Langkah antisipasi dini dinilai penting karena subclade K disebut dapat memunculkan gejala lebih berat dibanding influenza musiman biasa, terutama pada kelompok rentan seperti lansia dan penderita penyakit penyerta atau komorbid.

Pemkot Surabaya Terbitkan Surat Edaran

Sementara itu, Pemerintah Kota Surabaya menerbitkan Surat Edaran (SE) tentang kewaspadaan dini terhadap super flu sebagai langkah antisipatif penyebaran virus H3N2 subclade K. Kebijakan ini bertujuan memperkuat kesiapsiagaan seluruh elemen tanpa menimbulkan kepanikan di masyarakat.

Sekretaris Daerah Surabaya, Lilik Arijanto, menyebut edaran tersebut merupakan tindak lanjut dari surat Dinas Kesehatan Provinsi Jawa Timur serta respons terhadap perkembangan epidemiologi nasional yang mencatat puluhan kasus influenza.

Penularan Lebih Cepat dan Gejala Lebih Berat

Virus H3N2 subclade K dinilai memiliki tingkat penularan lebih cepat. Gejala infeksi dapat muncul mendadak, antara lain demam tinggi mencapai 39–41 derajat Celsius, nyeri otot dan sendi, tubuh lemas, sakit kepala berat, nyeri tenggorokan, serta batuk kering berkepanjangan.

Penularan dapat terjadi melalui droplet saat penderita batuk, bersin, atau berbicara. Kontak langsung seperti berjabat tangan maupun menyentuh permukaan benda yang terkontaminasi juga berisiko menularkan virus.

Warga Diminta Terapkan PHBS

Pemkot Surabaya mengimbau masyarakat tetap tenang namun disiplin menerapkan pola hidup bersih dan sehat (PHBS) serta protokol kesehatan. Penggunaan masker di area keramaian, etika batuk dan bersin, serta kebiasaan mencuci tangan dengan sabun menjadi langkah pencegahan utama penyebaran virus pernapasan.

Masyarakat juga dianjurkan menjaga daya tahan tubuh dengan konsumsi makanan bergizi seimbang, memperbanyak buah dan sayur, cukup istirahat, serta melakukan vaksinasi influenza tahunan terutama bagi kelompok berisiko tinggi.

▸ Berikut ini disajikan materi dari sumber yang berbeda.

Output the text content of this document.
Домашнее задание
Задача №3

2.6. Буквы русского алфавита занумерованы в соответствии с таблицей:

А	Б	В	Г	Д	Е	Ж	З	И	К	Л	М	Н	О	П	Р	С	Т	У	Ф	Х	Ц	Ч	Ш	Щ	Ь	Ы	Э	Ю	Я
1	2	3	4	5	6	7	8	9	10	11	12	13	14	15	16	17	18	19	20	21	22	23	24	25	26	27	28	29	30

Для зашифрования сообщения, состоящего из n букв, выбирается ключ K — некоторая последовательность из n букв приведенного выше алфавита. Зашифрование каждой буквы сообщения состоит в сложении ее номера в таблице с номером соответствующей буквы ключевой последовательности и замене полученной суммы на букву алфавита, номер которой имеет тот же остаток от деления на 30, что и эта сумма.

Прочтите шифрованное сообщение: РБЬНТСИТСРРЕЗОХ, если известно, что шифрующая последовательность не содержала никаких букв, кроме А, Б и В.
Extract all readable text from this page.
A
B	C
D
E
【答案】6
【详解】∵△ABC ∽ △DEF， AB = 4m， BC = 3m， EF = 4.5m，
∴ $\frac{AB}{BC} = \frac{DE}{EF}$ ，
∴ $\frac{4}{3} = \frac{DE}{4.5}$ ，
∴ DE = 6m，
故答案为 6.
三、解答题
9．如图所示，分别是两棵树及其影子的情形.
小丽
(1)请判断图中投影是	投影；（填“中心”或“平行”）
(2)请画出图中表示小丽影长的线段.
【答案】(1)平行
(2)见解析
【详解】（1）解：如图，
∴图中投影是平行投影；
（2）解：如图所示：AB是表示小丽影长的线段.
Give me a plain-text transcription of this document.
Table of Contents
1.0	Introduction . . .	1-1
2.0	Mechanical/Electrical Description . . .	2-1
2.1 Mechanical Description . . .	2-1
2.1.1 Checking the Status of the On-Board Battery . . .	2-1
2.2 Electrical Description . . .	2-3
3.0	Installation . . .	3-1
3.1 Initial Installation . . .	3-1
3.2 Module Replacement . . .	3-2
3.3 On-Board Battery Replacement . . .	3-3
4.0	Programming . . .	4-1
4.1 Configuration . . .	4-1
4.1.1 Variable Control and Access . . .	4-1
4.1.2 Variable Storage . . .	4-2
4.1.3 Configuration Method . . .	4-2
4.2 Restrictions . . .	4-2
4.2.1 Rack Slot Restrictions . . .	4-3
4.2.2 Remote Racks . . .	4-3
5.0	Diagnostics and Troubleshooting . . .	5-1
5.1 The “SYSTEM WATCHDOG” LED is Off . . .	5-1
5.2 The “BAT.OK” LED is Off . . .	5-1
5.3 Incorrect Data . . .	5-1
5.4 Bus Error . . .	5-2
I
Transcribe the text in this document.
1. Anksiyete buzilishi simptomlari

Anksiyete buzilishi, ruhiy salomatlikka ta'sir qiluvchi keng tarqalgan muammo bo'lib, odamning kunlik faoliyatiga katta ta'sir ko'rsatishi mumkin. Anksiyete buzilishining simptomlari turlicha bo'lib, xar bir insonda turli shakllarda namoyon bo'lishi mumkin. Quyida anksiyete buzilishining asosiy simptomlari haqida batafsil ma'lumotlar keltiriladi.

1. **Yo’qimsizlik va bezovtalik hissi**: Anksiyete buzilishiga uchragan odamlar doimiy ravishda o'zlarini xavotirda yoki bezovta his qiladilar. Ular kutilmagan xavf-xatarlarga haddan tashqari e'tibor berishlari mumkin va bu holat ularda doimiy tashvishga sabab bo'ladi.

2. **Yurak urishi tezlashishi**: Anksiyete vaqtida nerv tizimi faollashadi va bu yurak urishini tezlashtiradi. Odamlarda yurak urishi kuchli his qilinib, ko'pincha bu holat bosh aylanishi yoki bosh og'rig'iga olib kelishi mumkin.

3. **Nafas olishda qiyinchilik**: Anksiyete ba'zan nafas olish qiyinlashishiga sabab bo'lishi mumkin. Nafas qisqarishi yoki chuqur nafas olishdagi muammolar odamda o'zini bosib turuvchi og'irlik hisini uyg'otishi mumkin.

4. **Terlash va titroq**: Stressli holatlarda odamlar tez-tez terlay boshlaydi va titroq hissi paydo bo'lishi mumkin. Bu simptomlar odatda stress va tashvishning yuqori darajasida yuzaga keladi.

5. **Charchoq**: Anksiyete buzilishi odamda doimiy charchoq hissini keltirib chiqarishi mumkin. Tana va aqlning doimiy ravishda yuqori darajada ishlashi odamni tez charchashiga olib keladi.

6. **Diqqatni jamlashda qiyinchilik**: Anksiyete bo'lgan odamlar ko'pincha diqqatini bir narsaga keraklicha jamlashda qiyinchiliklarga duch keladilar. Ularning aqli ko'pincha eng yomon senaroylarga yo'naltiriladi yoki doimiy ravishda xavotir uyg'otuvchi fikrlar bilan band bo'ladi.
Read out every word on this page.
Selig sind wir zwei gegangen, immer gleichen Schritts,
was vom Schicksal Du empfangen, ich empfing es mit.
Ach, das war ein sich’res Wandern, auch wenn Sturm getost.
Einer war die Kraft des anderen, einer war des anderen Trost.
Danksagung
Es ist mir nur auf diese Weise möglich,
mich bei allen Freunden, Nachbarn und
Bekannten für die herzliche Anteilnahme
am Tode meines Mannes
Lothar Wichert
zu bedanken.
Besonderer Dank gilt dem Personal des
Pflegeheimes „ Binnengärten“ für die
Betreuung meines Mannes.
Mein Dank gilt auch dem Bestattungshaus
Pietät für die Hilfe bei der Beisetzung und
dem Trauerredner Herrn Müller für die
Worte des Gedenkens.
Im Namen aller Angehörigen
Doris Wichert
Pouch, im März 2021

Segera Periksa Jika Mengalami Gejala

Warga yang mengalami gejala influenza diminta segera memeriksakan diri ke fasilitas kesehatan dan tidak melakukan pengobatan mandiri tanpa pengawasan tenaga medis.

Seluruh kepala perangkat daerah, camat, dan lurah diinstruksikan mengoordinasikan sosialisasi kewaspadaan di wilayah masing-masing dengan melibatkan tokoh masyarakat, RT/RW, PKK, serta kader kesehatan. Melalui langkah terpadu ini, kesiapsiagaan kesehatan masyarakat diharapkan tetap terjaga dan penularan dapat ditekan.